The critical period of enamel formation begins before birth and extends to 48 months of age. During this process, depending on availability from the environment, phosphate and calcium bond with either fluoride or chloride to form the enamel that protects our internal tooth structures. Not all enamels are created equal! Enamel with a high proportion of chloride is soft and resists cavities poorly, while the fluoride rich version is hard, producing a more durable outer coating to the teeth. Throughout the lifespan, fluoride in our diet mixes with saliva to neutralize dietary acids that attack the enamel – providing further protection from cavities.

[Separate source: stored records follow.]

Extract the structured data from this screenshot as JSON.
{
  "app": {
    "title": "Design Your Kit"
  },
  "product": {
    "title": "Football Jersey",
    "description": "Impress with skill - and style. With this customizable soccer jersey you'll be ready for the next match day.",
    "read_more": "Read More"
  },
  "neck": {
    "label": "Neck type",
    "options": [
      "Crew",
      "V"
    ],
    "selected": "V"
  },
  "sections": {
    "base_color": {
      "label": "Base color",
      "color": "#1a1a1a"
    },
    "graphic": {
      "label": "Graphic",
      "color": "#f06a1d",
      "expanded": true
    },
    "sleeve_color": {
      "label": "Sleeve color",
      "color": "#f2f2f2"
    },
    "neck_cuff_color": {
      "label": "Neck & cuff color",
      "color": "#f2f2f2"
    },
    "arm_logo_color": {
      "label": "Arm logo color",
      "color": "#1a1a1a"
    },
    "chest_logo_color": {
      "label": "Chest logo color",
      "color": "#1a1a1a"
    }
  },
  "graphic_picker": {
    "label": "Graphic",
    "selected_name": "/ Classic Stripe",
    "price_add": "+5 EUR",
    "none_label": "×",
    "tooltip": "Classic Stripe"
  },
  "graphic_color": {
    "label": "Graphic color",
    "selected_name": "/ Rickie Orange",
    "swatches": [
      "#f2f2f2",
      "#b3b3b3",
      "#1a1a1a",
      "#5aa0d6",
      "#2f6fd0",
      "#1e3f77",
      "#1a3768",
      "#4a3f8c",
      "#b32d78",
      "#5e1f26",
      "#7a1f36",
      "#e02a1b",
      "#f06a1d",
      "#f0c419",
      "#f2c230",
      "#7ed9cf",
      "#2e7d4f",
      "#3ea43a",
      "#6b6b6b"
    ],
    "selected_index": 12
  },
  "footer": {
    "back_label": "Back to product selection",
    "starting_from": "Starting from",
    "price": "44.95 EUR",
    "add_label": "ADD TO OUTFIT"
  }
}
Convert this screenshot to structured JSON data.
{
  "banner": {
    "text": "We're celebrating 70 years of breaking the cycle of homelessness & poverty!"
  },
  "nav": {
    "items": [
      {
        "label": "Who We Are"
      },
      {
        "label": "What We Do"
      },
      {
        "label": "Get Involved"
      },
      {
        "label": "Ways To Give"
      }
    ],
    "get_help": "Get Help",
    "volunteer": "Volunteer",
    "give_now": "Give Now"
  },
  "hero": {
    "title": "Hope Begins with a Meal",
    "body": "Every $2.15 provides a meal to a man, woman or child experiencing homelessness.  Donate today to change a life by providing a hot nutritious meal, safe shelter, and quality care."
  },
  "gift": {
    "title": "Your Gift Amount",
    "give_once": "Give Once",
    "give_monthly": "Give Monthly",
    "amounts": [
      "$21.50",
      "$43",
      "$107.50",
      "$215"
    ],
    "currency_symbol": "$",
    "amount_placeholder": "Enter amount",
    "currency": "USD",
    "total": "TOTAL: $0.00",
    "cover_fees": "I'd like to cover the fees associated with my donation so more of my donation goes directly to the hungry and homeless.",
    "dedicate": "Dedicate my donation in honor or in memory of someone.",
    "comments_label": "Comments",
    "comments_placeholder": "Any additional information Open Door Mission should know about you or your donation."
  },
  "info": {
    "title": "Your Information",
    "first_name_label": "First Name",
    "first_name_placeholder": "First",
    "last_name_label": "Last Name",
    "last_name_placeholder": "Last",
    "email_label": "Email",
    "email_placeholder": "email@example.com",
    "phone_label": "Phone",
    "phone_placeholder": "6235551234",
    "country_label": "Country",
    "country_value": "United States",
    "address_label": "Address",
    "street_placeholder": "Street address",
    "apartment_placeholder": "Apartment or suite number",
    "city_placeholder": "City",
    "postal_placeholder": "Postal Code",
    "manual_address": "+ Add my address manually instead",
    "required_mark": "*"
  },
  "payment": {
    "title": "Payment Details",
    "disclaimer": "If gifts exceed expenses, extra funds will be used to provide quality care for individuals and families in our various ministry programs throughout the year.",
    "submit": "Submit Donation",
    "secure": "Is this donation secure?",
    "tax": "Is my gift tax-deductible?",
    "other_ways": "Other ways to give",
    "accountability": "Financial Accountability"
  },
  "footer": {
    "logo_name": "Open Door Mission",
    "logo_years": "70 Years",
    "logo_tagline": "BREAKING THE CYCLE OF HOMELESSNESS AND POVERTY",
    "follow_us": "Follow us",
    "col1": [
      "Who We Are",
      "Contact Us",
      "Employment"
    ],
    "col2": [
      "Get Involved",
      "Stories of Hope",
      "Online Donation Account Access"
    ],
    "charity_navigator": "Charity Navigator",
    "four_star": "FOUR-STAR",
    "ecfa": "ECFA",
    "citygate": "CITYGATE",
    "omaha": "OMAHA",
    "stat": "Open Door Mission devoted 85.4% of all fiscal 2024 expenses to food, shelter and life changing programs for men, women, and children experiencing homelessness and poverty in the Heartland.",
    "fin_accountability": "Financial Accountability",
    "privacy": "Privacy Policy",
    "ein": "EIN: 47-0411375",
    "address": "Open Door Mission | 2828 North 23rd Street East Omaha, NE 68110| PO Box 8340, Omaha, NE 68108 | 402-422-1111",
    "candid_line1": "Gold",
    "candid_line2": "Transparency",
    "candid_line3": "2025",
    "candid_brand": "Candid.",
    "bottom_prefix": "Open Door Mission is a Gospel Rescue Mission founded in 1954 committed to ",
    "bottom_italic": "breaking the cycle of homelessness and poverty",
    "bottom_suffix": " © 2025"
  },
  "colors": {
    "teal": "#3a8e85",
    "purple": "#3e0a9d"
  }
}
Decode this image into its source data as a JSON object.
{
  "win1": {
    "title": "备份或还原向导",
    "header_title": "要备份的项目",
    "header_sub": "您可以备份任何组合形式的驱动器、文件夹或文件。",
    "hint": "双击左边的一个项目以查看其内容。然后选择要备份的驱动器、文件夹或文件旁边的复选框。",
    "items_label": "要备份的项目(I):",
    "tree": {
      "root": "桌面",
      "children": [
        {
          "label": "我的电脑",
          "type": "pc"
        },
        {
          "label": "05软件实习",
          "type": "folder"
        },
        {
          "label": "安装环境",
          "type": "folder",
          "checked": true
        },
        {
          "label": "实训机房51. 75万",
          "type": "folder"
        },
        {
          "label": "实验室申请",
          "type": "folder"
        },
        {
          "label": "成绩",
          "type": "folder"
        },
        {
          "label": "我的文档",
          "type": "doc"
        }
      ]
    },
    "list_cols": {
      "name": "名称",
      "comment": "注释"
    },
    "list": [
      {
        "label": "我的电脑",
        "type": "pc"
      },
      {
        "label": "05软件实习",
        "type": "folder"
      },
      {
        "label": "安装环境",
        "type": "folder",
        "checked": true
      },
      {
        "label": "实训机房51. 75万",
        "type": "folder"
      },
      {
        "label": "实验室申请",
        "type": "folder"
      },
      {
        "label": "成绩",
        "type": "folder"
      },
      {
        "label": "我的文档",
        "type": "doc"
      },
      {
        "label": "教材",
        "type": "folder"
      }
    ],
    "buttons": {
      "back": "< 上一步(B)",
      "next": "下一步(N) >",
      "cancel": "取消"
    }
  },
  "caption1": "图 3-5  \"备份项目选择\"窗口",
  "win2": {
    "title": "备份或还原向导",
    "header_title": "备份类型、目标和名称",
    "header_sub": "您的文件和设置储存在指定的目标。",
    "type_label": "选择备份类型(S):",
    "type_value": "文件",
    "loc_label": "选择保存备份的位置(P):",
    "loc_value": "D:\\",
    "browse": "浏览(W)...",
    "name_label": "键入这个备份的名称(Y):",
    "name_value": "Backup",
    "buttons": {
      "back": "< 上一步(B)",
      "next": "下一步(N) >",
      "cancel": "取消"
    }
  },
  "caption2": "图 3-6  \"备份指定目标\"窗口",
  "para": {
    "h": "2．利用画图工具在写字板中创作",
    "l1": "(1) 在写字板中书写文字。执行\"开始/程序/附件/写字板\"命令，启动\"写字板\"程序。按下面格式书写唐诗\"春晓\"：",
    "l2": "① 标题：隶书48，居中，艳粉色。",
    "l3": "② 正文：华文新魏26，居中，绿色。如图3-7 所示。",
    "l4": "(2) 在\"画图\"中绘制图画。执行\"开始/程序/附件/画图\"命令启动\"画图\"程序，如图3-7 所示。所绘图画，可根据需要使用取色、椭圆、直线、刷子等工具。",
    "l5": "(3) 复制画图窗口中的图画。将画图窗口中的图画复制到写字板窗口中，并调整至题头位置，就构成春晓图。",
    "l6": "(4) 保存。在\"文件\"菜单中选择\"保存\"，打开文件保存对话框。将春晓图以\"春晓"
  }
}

Portland is the largest US city NOT providing fluoridated water to its citizens! 204 million Americans have shared the benefits of optimally fluoridated drinking water for the past 65 years with safety safety. Recent studies in Illinois comparing the dental health of children in towns with fluoridated water to those without showed a 45% reduction in cavities. While the citizens of other States have benefited, Oregon ranks near the bottom in measures of oral health.
The prevalence of cavities in our State’s children has reached near epidemic proportions, with a 49% increase between 2002-2007. Currently 35% of Oregon preschoolers have untreated cavities and over 20% have greater than 7 cavities per child. For children with inadequate dental insurance, this leads to a lifetime of pain, decreased self-esteem and reduced employability. Dental authorities estimate the lifetime treatment cost of each affected tooth at over $2,000.
Minerals and vitamins are added to many of our foods, due to their importance in public health. We add calcium to orange juice, vitamin D to milk, folic acid to bread and iodine to salt to prevent the diseases associated with their deficiency. Fluoride is no different. In fact, the CDC includes fluoridation among the 10 most important advances in public health in the 20th century. The practice has been endorsed by every Surgeon General in the last 40 years. The cost of fluoridation is negligible, while the savings for our society are mammoth – over $18/year in decreased dental costs for each resident. The States of New York and Texas recently confirmed that fluoridation saved over $24/ year/ child in dental treatment costs.
During the 3 years in which I served as Medical Director for the Children’s Community Clinic in North Portland, I personally witnessed the degree to which this problem affects those populations least able to afford dental care. Cavities in children of color are as much as twice as common as in the more affluent communities, and these children have few resources for dental treatment.
Most often their only recourse is having their teeth pulled. Fluoridation will improve the dental health of all our citizens. It is an ethical mandate, not a conspiracy by the city council. Those who oppose fluoridation based on the same type of bad science used to discredit global warming should be allowed to have their say, but in the end we should proceed with this vital improvement in our public health. Future generations of Oregonians will thank us.
Dr. LaGrone is in practice in Gresham with Calcagno Pediatrics and served most recently as the medical director of the Children’s Community Clinic in Portland from 2008-2011. A member of the emergency response team for Medical Teams International, he made two trips to Haiti in 2010-2011 for the earthquake and to run a cholera clinic. He’s also the founder and chaired the Environmental Health Committee of the Mississippi State Medical Association. Its most notable achievement was leading the successful opposition to nuclear waste storage in the state.